Storia[modifica | modifica wikitesto]

(LA)

«postquam avem aspexit in templo Anchisa, sacra in mensa Penatium ordine ponuntur; immolabat auream victimam pulchram»

(IT)

«Poiché gli uccelli scorse Anchise nel ciclo, / sull'ara dei Penati si dispongono in ordine gli oggetti sacri; / immolava una vittima bella coperta d'oro.»

(Gneo Nevio, Bellum Poenicum fragmenta lib. I,1)

I penati sono gli spiriti protettori di una famiglia e della sua casa (Penati familiari o minori), ed anche dello Stato (Penati pubblici o maggiori). Il culto dei Penati pubblici era connesso a quello di Vesta.

Il nome deriva dal latino penas: "tutto quello di cui gli uomini si nutrono". Si può dire anche che penus non deriva solo dal latino ma può anche dipendere dal fatto che i Penati risiedevano nel penitus, la parte più interna della casa, dove si teneva il cibo. Quanto a Vesta, è un nome di derivazione greca, poiché trattasi della stessa dea che i greci chiamano Estia (da Ғεστὶα, con l'arcaico digamma iniziale = Vestìa) La sua influenza è rivolta alle are e ai focolari e poiché a lei spetta la tutela dell'intimità è sempre l'ultima a essere invocata e a ricevere sacrifici. Non molto diversa è la funzione degli dèi "Penati".

Ogni famiglia aveva i propri Penati, i quali venivano trasmessi in eredità alla stregua dei beni patrimoniali. Il sacrificio ai Penati poteva avere cadenza occasionale o quotidiana.
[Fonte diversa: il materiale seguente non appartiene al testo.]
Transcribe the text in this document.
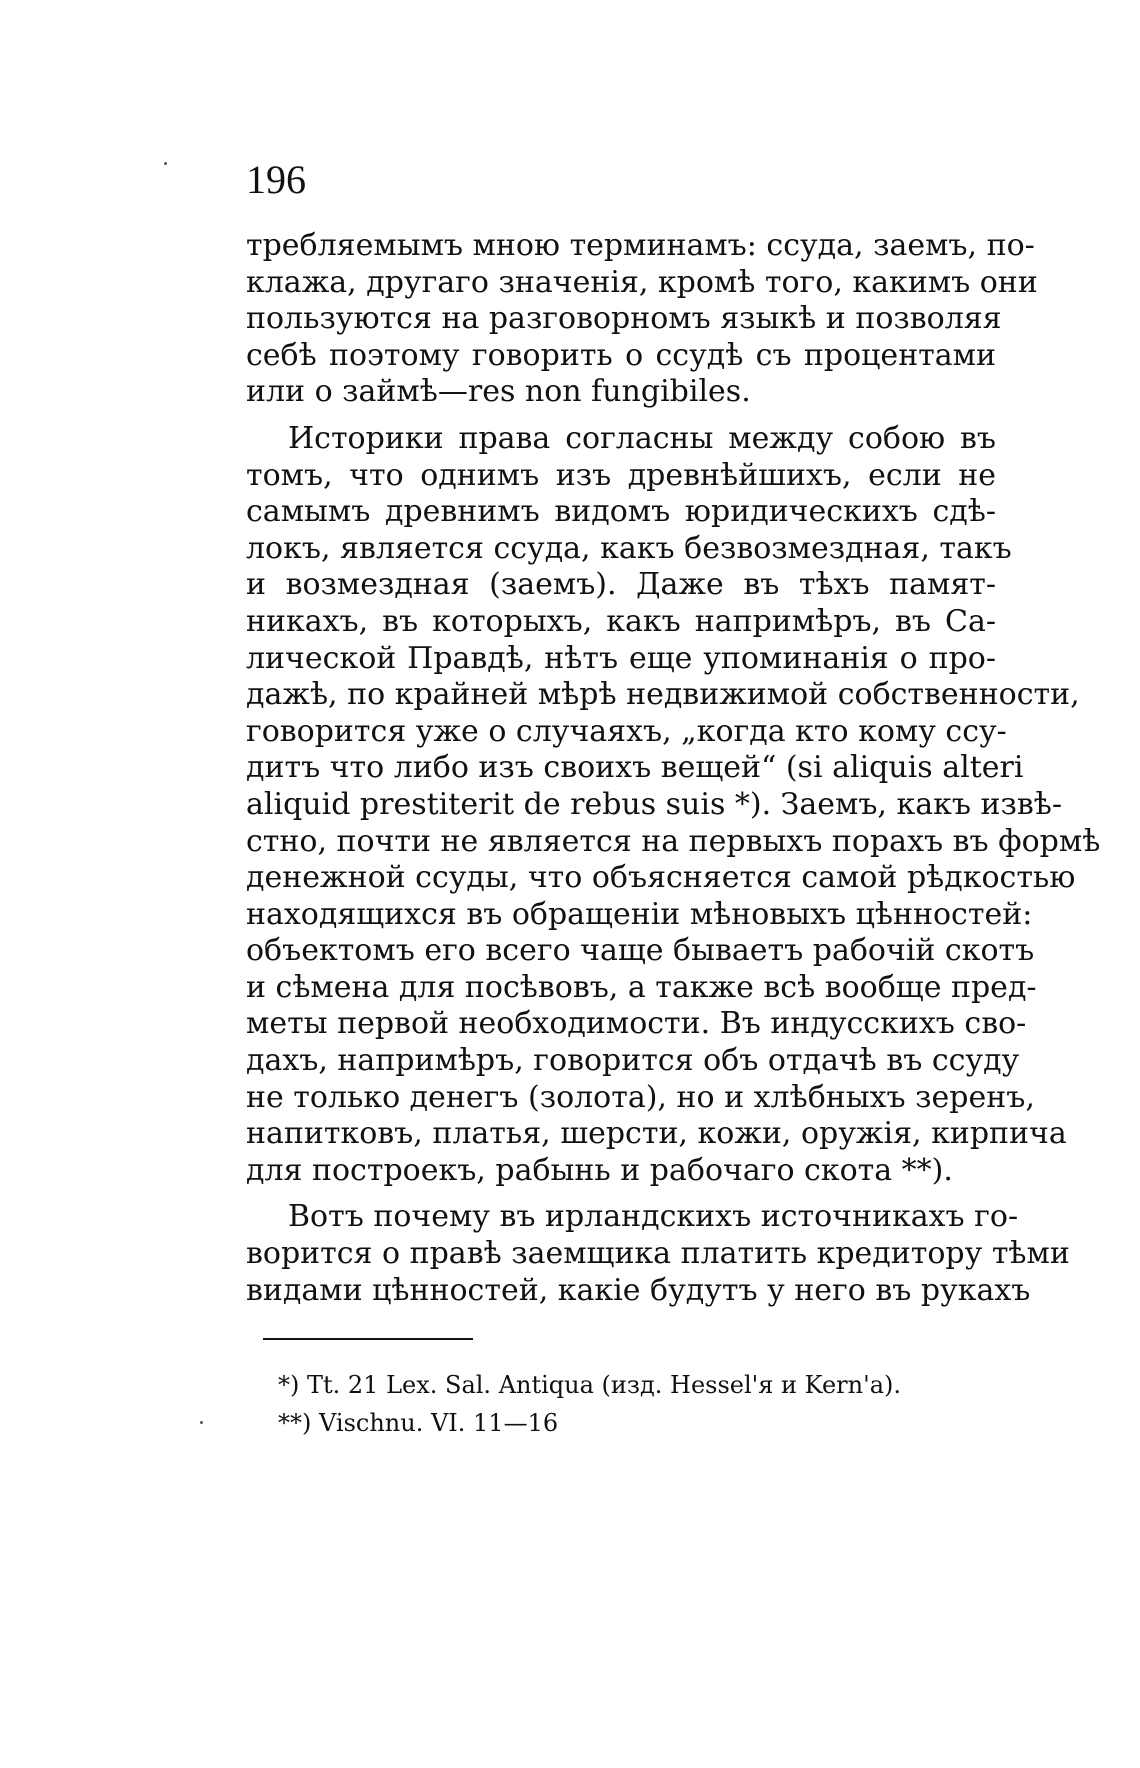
196
требляемымъ мною терминамъ: ссуда, заемъ, по-
клажа, другаго значенія, кромѣ того, какимъ они
пользуются на разговорномъ языкѣ и позволяя
себѣ поэтому говорить о ссудѣ съ процентами
или о займѣ—res non fungibiles.
Историки права согласны между собою въ
томъ, что однимъ изъ древнѣйшихъ, если не
самымъ древнимъ видомъ юридическихъ сдѣ-
локъ, является ссуда, какъ безвозмездная, такъ
и возмездная (заемъ). Даже въ тѣхъ памят-
никахъ, въ которыхъ, какъ напримѣръ, въ Са-
лической Правдѣ, нѣтъ еще упоминанія о про-
дажѣ, по крайней мѣрѣ недвижимой собственности,
говорится уже о случаяхъ, „когда кто кому ссу-
дитъ что либо изъ своихъ вещей“ (si aliquis alteri
aliquid prestiterit de rebus suis *). Заемъ, какъ извѣ-
стно, почти не является на первыхъ порахъ въ формѣ
денежной ссуды, что объясняется самой рѣдкостью
находящихся въ обращеніи мѣновыхъ цѣнностей:
объектомъ его всего чаще бываетъ рабочій скотъ
и сѣмена для посѣвовъ, а также всѣ вообще пред-
меты первой необходимости. Въ индусскихъ сво-
дахъ, напримѣръ, говорится объ отдачѣ въ ссуду
не только денегъ (золота), но и хлѣбныхъ зеренъ,
напитковъ, платья, шерсти, кожи, оружія, кирпича
для построекъ, рабынь и рабочаго скота **).
Вотъ почему въ ирландскихъ источникахъ го-
ворится о правѣ заемщика платить кредитору тѣми
видами цѣнностей, какіе будутъ у него въ рукахъ
*) Tt. 21 Lex. Sal. Antiqua (изд. Hessel'я и Kern'а).
**) Vischnu. VI. 11—16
I consoli, nell'assumere o nel rimettere la propria carica, erano obbligati a celebrare un sacrificio a Lavinium in onore dei Penati pubblici. I magistrati della città prestavano giuramento in viso ai Penati pubblici.

Per i Penati della famiglia di Enea si conosce anche un culto pubblico: furono identificati come Penati di Roma, per il fatto che Roma veniva fatta ricondurre alla stirpe eneade. Per queste divinità esisteva un tempio sulla Velia[1], dove venivano rappresentati come due giovani seduti ...

Note[modifica | modifica wikitesto]

Bibliografia[modifica | modifica wikitesto]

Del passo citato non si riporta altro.